«Vamos ao cinema!» Deixámos a Maria Rita at granpa’s home e, para fugir à confusão ruidosa dos pipoquistas, siga até ao Londres. «O Segredo de Brokeback Mountain ou Match Point?» Apesar de fãs de Woody Allen, escolhemos Ang Lee. Capuccino maravilha no Magnólia e allez para as cadeiras brutais da sala de projecção, estilo ficção científica enquanto descem lentamente até à posição final.


Apagam-se as luzes, o ecrã abre-se numa imensa paisagem do Wyoming ao final de tarde. Os acordes perfeitos, lentos, simples, da guitarra de Gustavo Santaolalla concedem-lhe um toque de beleza subtil. Os silêncios, o esplendor e grandiosidade das paisagens, o isolamento, os diálogos, os silêncios outra vez, os acordes de Santaolalla novamente, tudo flui na velocidade certa, com a fotografia certa (parece mesmo que estamos nos anos 60 numa qualquer cidade norte-americana do interior onde os cowboys continuam a ser reis e senhores), tudo avança no ritmo certo, prendendo-nos, e agora falo por mim, como há muito não me acontecia numa sala de cinema.

Depois, depois há as actuações de Heath Ledger e de Jack Gyllenhaal, respectivamente Ennis del Mar e Jack Twist, dois homens diferentes, ambos rudes à sua maneira, ambos solitários e algo tristes, ambos com projectos de casamento, de constituição de família (o que acaba por acontecer), mas que, na sequência de uma rápida mas forte amizade, acabam por apaixonar-se na montanha de Brokeback, dando início a uma relação proibida e escondida durante mais de 20 anos, clara prova de que o Amor é mesmo uma força da natureza, como refere o slogan do filme. Dois actores, sobretudo Ledger (fantástico, de ir às lágrimas), que, com este filme, entram directamente na história do cinema.

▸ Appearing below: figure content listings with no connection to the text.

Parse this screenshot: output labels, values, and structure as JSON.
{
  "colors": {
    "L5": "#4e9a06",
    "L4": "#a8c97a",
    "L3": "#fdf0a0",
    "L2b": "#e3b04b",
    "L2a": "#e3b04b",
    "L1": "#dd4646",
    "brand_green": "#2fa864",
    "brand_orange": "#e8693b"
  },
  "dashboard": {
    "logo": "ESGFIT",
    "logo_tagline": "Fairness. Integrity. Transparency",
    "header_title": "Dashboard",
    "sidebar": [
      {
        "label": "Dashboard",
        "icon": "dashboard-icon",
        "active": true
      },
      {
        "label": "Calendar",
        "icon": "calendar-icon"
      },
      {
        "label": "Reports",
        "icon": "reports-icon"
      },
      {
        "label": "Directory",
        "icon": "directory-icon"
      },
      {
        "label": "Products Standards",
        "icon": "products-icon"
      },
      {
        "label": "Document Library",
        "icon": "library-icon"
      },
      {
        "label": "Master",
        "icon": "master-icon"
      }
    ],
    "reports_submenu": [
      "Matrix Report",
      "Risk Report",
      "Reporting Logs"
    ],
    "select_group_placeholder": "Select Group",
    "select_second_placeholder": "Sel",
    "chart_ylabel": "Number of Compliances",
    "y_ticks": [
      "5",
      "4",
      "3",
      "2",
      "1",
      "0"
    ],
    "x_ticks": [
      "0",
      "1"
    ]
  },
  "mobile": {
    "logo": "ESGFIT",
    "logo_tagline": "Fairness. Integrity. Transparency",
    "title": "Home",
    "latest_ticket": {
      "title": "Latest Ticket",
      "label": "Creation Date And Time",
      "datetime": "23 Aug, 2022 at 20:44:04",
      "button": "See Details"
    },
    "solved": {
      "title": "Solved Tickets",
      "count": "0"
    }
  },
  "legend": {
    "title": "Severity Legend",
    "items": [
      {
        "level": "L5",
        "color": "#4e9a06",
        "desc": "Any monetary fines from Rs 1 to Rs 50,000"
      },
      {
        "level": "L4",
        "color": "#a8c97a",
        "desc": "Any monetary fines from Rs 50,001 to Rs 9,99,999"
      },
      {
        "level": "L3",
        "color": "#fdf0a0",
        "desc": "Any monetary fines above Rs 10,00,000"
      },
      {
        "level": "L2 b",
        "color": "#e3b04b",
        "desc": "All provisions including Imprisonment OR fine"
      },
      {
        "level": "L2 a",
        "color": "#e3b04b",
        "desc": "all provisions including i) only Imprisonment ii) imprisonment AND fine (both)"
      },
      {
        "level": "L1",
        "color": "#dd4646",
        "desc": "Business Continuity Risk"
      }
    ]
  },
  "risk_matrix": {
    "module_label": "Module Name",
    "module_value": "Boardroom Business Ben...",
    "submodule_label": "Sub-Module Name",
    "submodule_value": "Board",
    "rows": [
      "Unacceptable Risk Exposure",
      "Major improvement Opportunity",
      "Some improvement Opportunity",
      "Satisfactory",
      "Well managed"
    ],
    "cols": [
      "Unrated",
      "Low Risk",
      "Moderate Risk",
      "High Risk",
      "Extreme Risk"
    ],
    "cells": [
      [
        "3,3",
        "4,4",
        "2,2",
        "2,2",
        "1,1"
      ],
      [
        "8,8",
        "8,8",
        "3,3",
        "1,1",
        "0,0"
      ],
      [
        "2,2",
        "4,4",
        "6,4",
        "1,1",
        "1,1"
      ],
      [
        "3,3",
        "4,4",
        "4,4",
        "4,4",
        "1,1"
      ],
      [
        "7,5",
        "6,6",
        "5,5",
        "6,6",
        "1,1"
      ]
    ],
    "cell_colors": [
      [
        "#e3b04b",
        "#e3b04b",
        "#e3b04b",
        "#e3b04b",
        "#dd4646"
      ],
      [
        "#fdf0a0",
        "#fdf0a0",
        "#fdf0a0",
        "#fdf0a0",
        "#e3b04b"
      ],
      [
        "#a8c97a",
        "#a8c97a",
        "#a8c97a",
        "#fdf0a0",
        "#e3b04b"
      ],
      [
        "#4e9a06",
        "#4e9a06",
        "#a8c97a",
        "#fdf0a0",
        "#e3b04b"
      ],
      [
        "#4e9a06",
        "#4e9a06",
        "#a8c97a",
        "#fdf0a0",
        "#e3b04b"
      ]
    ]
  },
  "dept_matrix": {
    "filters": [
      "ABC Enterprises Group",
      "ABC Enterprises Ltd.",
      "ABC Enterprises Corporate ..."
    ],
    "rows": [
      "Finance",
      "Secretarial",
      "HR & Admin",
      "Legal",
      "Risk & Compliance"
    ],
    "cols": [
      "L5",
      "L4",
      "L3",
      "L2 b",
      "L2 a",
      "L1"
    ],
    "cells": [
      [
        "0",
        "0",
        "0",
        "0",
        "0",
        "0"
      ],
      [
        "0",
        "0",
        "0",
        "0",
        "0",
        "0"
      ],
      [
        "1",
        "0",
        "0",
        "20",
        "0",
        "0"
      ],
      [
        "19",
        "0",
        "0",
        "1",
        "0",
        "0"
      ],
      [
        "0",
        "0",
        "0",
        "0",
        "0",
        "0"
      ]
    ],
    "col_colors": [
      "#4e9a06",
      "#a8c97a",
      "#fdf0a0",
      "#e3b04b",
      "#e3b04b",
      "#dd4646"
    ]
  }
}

Esqueçam aqueles que esperam assistir a um filme gay ou sobre gays. É certo que a primeira cena de sexo entre os dois é de um desconforto incrível, não por qualquer tipo de preconceito, mas porque Ang Lee consegue colocar-nos de forma impressionante no interior daquela tenda no meio da montanha, quase como intrusos numa cena de amor à qual não pertencemos, mas este realizador vai mais longe, muito mais longe. Faz-nos estar ao lado das personagens, faz-nos torcer pelo amor delas, prende-nos, suspende-nos a respiração, provoca-nos súbitas acelerações de ritmo cardíaco, numa tempestade de emoções que culminará, certamente, em muitas lágrimas na cena final do filme. «Jack, i swear you...», diz Ennis. O ecrã fecha-se, de novo, na mesma imensa paisagem do Wyoming ao final de tarde, ao som dos acordes perfeitos, lentos, simples, da guitarra de Gustavo Santaolalla, ao som dos silêncios, do esplendor e grandiosidade das paisagens, do isolamento... Apagam-se as luzes.

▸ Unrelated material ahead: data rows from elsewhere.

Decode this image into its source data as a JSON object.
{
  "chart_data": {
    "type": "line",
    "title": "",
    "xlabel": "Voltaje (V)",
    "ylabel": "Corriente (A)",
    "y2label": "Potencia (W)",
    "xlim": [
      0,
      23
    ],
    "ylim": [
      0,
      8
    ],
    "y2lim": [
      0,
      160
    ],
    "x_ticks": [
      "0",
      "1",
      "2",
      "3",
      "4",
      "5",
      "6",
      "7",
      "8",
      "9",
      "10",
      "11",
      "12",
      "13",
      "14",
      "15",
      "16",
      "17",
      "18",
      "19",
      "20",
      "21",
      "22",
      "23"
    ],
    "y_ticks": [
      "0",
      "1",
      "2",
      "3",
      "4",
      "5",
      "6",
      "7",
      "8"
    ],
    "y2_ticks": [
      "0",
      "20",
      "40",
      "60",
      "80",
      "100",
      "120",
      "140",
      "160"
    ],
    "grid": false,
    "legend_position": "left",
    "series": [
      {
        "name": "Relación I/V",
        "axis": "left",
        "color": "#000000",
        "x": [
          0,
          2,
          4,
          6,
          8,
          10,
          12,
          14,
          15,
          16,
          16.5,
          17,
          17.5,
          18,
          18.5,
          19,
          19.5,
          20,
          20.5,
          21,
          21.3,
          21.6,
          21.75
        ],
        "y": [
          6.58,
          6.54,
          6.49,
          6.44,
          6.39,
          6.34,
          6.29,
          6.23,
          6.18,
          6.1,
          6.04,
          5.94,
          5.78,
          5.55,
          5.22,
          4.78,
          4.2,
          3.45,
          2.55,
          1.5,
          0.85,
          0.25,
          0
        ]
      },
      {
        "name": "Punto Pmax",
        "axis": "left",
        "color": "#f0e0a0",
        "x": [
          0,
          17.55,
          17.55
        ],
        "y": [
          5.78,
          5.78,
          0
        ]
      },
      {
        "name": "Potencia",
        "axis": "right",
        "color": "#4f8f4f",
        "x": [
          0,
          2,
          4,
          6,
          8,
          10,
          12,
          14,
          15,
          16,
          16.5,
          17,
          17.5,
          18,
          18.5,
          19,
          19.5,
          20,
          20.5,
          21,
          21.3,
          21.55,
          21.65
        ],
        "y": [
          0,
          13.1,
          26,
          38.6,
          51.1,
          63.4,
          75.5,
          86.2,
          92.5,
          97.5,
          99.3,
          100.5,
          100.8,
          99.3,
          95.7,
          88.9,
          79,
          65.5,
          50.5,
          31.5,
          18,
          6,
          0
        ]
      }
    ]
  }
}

Impossível não estar triste, não sentir um estranho aperto no estômago, uma angústia terrível, nada aconselhável em dias cinzentos, em horas menos positivas. Ang Lee faz-nos pensar. Na vida, na incessante procura dos nossos sonhos, na arrebatadora força do amor. E, por isso, já venceu, já ganhou um lugar entre os grandes.De quem fez o Tigre e o Dragão (com mestria única, registe-se), esperava-se tudo menos um Brokeback Mountain, uma obra-prima que ressuscita, e isto foi o que achei mais curioso, o registo do melodrama que havia caído em desuso durante os anos 90.

Saio da sala escura do Londres. A tempestade brutal que se abatera sobre Lisboa durante o intervalo parece ter acalmado. A pedido da menina que me acompanhava, ligo para casa dos papis Pim a saber da Maria Rita. «Tudo bem, está a dormir. Olha, o Benfica perdeu e o Sporting está a ganhar 1-0 ao intervalo. Viste a ventania e a chuvada, filho?» Regresso lento à vida real, ao nosso mundo, depois desta longa (pareceu tão longa) jornada à montanha de Brokeback.Havia muito mais para escrever sobre este filme, mas estaria a estragar o prazer de quem ainda não viu... Por isso, se puderem, não percam!